[ ] Adding new functionality to pandas
[X] Changing existing functionality in pandas
[ ] Removing existing functionality in pandas
When reading files, pandas reads "NA", "N/A" and other similar values as nan by default. It should not. "NA" and "N/A" could be mean two different things: "Not Available" and "Not Applicable", for instance. Or it could just be the initials for "Nadine Auburg". The default of reading these values as nan is misleading.
import pandas as pd
# test.csv file has four lines:
# a
# "NA"
# "NAN"
# "N/A"
file = 'test.csv'
df = pd.read_csv(file)
# expected df to be:
# a
# 0 NA
# 1 NAN
# 2 N/A
# actual:
# a
# 0 nan
# 1 NAN
# 2 nan
Set na_filter=False as default rather than na_filter=True in pandas.read_csv (and other file-reading methods, if applicable).
Currently the solution is to explicitly set na_filter=False when reading file. Example:
import pandas as pd
file = 'test.csv'
df = pd.read_csv(file, na_filter=False)
import pandas as pd
pd.show_versions()
# INSTALLED VERSIONS
# ------------------
# commit : 8dab54d6573f7186ff0c3b6364d5e4dd635ff3e7
# python : 3.9.15.final.0
# python-bits : 64
# OS : Darwin
# OS-release : 22.1.0
# Version : Darwin Kernel Version 22.1.0: Sun Oct 9 20:14:30 PDT 2022; root:xnu-8792.41.9~2/RELEASE_ARM64_T8103
# machine : x86_64
# processor : i386
# byteorder : little
# LC_ALL : en_CA.UTF-8
# LANG : en_CA.UTF-8
# LOCALE : en_CA.UTF-8
# pandas : 1.5.2
# numpy : 1.23.5
# pytz : 2022.6
# dateutil : 2.8.2
# setuptools : 65.5.1
# pip : 22.3.1
# Cython : None
# pytest : None
# hypothesis : None
# sphinx : 5.3.0
# blosc : None
# feather : None
# xlsxwriter : None
# lxml.etree : None
# html5lib : None
# pymysql : None
# psycopg2 : None
# jinja2 : 3.1.2
# IPython : 7.33.0
# pandas_datareader: None
# bs4 : 4.11.1
# bottleneck : None
# brotli :
# fastparquet : None
# fsspec : None
# gcsfs : None
# matplotlib : 3.6.2
# numba : None
# numexpr : None
# odfpy : None
# openpyxl : None
# pandas_gbq : None
# pyarrow : None
# pyreadstat : None
# pyxlsb : None
# s3fs : None
# scipy : 1.9.3
# snappy : None
# sqlalchemy : None
# tables : None
# tabulate : None
# xarray : None
# xlrd : None
# xlwt : None
# zstandard : None
# tzdata : None
-1 on this.
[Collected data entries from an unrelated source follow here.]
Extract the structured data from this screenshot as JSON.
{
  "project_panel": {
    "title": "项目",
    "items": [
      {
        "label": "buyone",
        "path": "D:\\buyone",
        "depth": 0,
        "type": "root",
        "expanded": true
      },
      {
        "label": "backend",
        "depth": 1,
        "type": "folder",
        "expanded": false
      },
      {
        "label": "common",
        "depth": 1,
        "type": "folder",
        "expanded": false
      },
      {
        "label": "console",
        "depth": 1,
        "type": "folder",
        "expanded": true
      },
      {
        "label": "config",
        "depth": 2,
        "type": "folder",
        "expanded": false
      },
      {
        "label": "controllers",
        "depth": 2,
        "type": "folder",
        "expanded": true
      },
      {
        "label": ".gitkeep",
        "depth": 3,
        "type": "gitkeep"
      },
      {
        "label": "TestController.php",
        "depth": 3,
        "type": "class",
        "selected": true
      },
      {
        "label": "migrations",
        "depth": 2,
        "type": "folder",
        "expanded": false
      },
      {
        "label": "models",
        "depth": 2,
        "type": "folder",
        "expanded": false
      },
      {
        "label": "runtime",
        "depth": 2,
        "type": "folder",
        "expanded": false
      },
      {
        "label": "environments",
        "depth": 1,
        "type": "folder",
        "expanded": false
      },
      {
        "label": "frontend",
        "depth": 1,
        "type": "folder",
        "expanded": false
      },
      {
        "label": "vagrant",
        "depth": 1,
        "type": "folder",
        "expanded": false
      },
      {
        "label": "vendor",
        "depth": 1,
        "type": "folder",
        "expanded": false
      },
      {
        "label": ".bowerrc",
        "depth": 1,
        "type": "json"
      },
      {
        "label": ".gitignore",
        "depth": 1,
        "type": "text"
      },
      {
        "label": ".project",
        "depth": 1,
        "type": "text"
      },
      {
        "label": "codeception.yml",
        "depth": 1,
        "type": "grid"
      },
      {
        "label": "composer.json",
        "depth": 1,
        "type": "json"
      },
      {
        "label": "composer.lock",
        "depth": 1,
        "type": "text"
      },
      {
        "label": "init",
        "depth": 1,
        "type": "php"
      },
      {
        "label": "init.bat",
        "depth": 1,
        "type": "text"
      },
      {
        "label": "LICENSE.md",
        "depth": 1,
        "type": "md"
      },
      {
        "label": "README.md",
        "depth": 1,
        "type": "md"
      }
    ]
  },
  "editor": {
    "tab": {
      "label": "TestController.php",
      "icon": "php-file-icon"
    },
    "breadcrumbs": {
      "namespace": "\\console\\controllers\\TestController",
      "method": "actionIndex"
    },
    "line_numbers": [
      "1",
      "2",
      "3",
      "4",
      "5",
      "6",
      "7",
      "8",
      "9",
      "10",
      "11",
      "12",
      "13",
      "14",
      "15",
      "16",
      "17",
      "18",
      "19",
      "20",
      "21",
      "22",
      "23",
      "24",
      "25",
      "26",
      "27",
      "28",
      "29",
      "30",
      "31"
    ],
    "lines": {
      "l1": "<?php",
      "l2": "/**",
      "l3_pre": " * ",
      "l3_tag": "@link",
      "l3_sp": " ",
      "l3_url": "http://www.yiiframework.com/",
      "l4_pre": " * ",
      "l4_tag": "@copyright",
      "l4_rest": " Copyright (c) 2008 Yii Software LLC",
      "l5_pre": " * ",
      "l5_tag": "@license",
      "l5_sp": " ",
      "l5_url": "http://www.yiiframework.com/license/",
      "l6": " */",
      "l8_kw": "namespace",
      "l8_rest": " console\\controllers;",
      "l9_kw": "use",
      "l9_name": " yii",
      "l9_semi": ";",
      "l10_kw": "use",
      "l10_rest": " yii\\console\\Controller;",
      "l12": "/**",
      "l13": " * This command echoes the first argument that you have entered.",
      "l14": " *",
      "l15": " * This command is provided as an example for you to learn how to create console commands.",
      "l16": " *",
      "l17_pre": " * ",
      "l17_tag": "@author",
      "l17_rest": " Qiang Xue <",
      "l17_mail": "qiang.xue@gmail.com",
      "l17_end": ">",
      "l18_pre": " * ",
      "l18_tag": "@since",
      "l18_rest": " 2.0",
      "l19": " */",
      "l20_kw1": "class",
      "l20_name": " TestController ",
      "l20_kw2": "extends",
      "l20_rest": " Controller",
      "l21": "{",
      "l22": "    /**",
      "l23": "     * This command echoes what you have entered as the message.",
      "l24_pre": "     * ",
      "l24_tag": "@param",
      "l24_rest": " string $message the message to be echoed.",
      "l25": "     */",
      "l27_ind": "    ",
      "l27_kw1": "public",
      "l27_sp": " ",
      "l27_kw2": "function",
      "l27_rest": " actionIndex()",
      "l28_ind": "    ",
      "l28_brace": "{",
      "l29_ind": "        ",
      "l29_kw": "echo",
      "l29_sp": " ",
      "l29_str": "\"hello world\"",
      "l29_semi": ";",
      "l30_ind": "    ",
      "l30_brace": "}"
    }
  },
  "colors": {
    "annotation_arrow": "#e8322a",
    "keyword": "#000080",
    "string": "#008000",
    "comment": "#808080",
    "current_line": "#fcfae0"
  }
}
The default is sensible, you can simply set to False if you don't want the conversion. Also the impact is way too big to change this now
I agree changing the setting could have a big impact on existing code. And that could be reason enough to not do it. But let's also weigh it against code that is or will be written by unsuspecting users.
If you take a .csv file with "NA"s, import it using the defaults of pd.read_csv, and export the pandas dataframe as a csv file again, you get a different csv file.
Pandas edits the data behind my back by default without me telling it to. To me, that's not okay.